If there are no errors, the FindParticipantCommandParser then creates a FindParticipantCommand which in turn generates the predicate it would use to filter the relevant EntityList by. These predicates are stored as static variables in a central Predicates file. FindParticipantCommand selects the predicates based on which fields are provided in the original input string.
With these predicates, it then calls the findParticipant method on the model with the generated predicate.
A list of Participant objects is then returned, and is also printed onto the console for the user’s reference. Then, at FindParticipantCommand, a CommandResult is returned after the smooth execution of this find operation.

The find command does not mutate the list in any way. It only changes the Entity objects displayed using the generated predicate.

Design Considerations

The following are some design considerations for the find Command Feature

Aspect: Format of the input string

Alternative 1: Use a SQL style query string
- Pros: SQL syntax is universally used to communicate with databases and is clean
- Cons: Users may not be familiar with SQL
Alternative 2: Use the current format of n/NAME e/EMAIL … (current)
- Pros: Maintains consistency within the application
- Cons: It is not as clear as SQL style syntax

Alternative 1 would take the form of find where name="John" and phone like "123" and not email="gmail.com". However, while SQL-style syntax is relatively clean and understandable, we decided not to implement this for the following reasons. The first reason was that SQL queries are meant to be used for large databases with thousands of columns, hence, the structure of the query must be clean to reduce the number of bugs made in the query. On the other hand, each Entity in Alfred only has a small number of fields (less than 6) and thus the current query format would still be understandable. Secondly, as mentioned above, users may not be familiar with SQL.
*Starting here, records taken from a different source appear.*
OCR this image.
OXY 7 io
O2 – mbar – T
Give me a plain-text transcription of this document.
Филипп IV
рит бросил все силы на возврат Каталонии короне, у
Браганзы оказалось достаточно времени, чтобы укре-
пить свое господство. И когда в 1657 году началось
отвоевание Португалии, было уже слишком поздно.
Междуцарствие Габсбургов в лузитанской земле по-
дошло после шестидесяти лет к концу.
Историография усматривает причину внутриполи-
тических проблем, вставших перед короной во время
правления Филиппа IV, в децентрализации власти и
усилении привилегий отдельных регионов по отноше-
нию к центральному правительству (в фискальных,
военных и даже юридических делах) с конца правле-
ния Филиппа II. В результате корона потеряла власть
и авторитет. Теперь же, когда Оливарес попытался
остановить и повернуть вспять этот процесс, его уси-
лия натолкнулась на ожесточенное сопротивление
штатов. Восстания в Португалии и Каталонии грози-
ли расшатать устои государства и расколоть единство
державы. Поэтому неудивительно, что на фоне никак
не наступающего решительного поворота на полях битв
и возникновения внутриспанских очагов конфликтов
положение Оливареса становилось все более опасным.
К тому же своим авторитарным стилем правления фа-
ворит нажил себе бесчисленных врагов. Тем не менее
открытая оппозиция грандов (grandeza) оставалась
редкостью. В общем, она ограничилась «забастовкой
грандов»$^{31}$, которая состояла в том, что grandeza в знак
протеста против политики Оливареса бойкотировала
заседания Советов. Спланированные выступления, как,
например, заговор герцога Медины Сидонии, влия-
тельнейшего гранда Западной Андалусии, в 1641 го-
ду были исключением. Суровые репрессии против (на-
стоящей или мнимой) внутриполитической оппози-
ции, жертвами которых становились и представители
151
Hence, Alternative 2 was chosen as it would be more user friendly for users to the existing command format instead of memorizing a new format. Furthermore, implementing a new format would take more time as the new query format would have to be written and tested thoroughly, thus negatively impacting development velocity.

Aspect: Storing of the predicates

Alternative 1: Store the predicates in a central file (current)
- Pros: Makes the predicates accessible to the whole application hence reducing code duplication
- Cons: A large conditional statement would be needed in each Command class.
Alternative 2: Store the Predicates within each FindCommand class
- Pros: Each predicate is only used by one class, so this would have resulted in a better separation of concerns
- Cons: A large conditional statement or hash map would still be needed to decide which predicates to use

Ultimately, we decided to use Alternative 1. Although most of the predicates are only used once, they are all unmodifiable functions that return a predicate in the form of a closure. Thus, the risks associated with unrestricted access and modification of an object are greatly reduced. Furthermore, predicates are also used in other parts of the codebase. Hence, it is a good idea to consolidate them in a single location. Thus, if another class in the codebase needed to implement another predicate, all it had to do would be to check this central file to see if a similar one was already written, as opposed to trawling though the entire codebase.

The large conditional statement was also not a major issue. This is because although it is large, the code within was understandable and this would have facilitated its extension, as compared to prematurely refactoring out into smaller submodules.